We began the evening with some food at a new bistro near our house, and a bottle of wine. It’s always a danger for me to have a bit of wine before a Friday night event. By then I am often suffering from lack of sleep, so a glass or two will go straight to my head. As it did a bit that night.

We got to the show at the last minute (thinking it started at 8:00 and not at 7:30). The curtain rose and the play began. And several minutes into the show, a curious thing happened. The audience was laughing. And I got really confused.

For starters, the casting was strange. Hedda’s new husband looked like a goober, and played the role like he was in a Marx Brothers movie. Kate Blanchett was making goofy gestures, pointing out her disdain for her new husband with comedic conventions.
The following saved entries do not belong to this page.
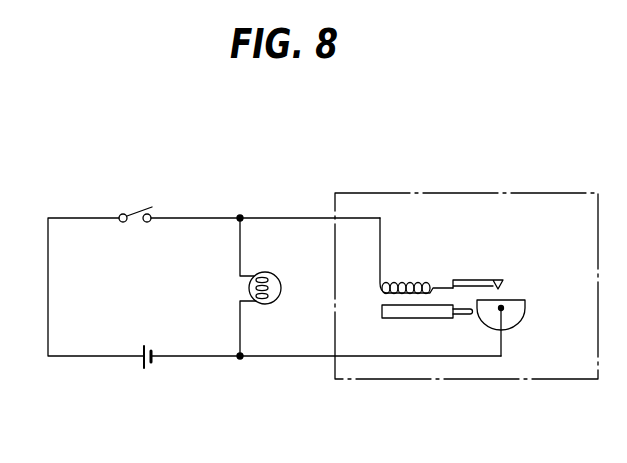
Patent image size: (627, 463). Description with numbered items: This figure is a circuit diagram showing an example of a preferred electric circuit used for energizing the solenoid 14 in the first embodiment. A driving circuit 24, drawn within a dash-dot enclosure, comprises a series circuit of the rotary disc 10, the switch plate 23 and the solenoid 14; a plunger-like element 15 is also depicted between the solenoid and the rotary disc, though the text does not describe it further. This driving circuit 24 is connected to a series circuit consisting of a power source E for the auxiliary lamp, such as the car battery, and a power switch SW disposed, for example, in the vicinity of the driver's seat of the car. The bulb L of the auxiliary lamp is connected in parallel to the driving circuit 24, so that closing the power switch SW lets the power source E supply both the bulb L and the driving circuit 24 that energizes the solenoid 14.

The power switch SW is at (138, 204).
The bulb L is at (270, 267).
The power source E is at (152, 373).
The driving circuit 24 is at (437, 192).
The solenoid 14 is at (408, 282).
The switch plate 23 is at (483, 277).
The plunger 15 is at (448, 320).
The rotary disc 10 is at (520, 308).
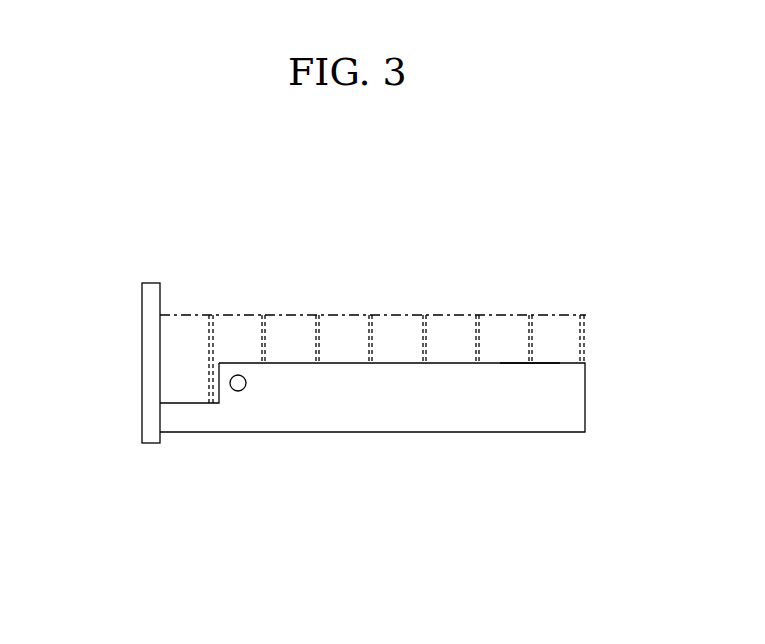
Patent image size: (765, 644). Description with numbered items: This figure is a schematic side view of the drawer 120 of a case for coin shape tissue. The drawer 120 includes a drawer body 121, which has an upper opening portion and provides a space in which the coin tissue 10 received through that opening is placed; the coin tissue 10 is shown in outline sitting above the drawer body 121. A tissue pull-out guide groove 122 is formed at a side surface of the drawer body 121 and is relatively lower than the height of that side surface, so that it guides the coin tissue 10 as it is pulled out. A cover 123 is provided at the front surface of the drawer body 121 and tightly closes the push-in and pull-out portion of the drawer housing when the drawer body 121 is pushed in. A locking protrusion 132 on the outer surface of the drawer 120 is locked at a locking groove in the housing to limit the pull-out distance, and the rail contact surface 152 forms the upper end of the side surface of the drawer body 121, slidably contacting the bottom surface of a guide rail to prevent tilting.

The coin tissue 10 is at (237, 315).
The drawer 120 is at (448, 235).
The drawer body 121 is at (407, 410).
The tissue pull-out guide groove 122 is at (190, 402).
The cover 123 is at (141, 304).
The locking protrusion 132 is at (236, 381).
The rail contact surface 152 is at (505, 363).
Guffaws abounded. It was like no one had actually ever read the play.

Not being a theater expert I can’t criticize the director’s choice of staging Hedda Gabler as a Sitcom. Perhaps there is was some subtle jab at our contemporary culture in the irony of the story of a young woman destroying several lives, including her own, being played as a light farce. If so, it’s beyond me.

By the beginning of act four, things really got weird. Hugo Weaving, actually looking very Nordic under his acres of facial hair, stopped the accent he had been working on the entire time and reverted to Agent Smith of the Matrix. While everything started to go to hell in the play, I kept expecting him to start snarling, “ Mister Anderson…” And then the audience got confused as the laughs stopped, first when Hedda convinces her ex to shoot himself, and then when she blows her own head off. Not many laughs there.

It was like watching a ‘very special episode.’ The kind where a happy go lucky character has a life affirming event happen. WKRP started the whole thing with their Who Concert episode. It was noted at the time that there were only three laughs in the entire second half of the show. I guess on that mark, this Hedda scored better.